Butterfinger Pie Creamy

dreamy, and packed with Butterfinger crunch — a no-bake dessert you’ll love!

Ingredients:

8 oz package cream cheese, softened

8 oz container whipped topping (like Cool Whip)

1 cup powdered sugar

1 (9-inch) prepared graham cracker crust

6 full-size Butterfinger candy bars, crushed (reserve a little for topping)

1 teaspoon vanilla extract


Instructions:

1. Prep the filling – In a large mixing bowl, beat the cream cheese until smooth and creamy.


2. Add sweetness – Mix in the powdered sugar and vanilla extract until well blended.

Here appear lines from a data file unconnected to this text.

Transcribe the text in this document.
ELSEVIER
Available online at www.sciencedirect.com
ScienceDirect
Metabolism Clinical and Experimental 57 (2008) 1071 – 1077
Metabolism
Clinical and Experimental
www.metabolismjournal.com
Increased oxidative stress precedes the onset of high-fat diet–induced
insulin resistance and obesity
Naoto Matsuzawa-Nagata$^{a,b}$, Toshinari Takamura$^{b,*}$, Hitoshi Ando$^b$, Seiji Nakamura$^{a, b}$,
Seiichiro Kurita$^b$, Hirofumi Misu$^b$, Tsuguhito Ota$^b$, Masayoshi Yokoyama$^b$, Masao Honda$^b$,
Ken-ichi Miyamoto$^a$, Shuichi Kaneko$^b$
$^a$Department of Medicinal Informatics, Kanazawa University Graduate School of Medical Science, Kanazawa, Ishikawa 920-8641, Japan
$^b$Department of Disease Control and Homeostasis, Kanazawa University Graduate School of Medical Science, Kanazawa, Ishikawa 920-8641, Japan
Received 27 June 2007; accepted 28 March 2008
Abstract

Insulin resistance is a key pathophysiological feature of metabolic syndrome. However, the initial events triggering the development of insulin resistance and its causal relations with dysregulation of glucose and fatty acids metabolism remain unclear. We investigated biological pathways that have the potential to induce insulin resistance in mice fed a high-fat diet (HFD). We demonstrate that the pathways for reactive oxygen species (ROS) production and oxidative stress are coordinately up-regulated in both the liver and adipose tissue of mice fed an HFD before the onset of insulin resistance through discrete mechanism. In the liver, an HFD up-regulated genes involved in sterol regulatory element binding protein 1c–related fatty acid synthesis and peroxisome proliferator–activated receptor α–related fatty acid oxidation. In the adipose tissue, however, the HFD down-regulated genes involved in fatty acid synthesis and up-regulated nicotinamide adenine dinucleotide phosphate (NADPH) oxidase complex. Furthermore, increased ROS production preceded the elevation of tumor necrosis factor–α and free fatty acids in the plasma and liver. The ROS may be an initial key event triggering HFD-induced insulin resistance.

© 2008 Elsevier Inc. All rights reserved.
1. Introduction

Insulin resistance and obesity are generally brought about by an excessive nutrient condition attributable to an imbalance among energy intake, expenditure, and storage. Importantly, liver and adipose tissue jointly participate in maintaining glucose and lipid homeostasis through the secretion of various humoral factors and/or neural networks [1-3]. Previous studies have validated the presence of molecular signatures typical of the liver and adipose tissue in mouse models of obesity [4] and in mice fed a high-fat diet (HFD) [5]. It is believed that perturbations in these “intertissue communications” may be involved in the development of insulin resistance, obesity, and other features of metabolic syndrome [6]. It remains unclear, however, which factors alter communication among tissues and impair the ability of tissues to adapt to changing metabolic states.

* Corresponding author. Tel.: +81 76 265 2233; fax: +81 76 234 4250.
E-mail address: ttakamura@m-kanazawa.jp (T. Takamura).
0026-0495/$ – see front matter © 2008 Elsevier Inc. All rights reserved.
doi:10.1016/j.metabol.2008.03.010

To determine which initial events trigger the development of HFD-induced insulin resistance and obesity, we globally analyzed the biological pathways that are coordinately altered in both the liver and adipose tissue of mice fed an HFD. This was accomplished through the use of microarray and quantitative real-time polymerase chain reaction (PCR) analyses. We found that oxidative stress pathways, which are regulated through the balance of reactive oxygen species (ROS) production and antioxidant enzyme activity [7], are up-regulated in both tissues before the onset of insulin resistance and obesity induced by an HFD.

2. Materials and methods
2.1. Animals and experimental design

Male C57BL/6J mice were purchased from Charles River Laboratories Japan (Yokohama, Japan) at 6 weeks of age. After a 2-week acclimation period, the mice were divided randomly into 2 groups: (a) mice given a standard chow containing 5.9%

3. Fold in fluffiness – Gently fold in the whipped topping until fully incorporated.


4. Add the crunch – Stir in most of the crushed Butterfinger bars, keeping a small amount aside for garnish.


5. Assemble the pie – Spoon the mixture into the graham cracker crust, spreading evenly.


6. Top it off – Sprinkle the remaining Butterfinger pieces on top.


7. Chill – Refrigerate for at least 2–3 hours (or overnight) until set.


8. Serve & enjoy – Slice, serve cold, and enjoy your creamy, crunchy masterpiece!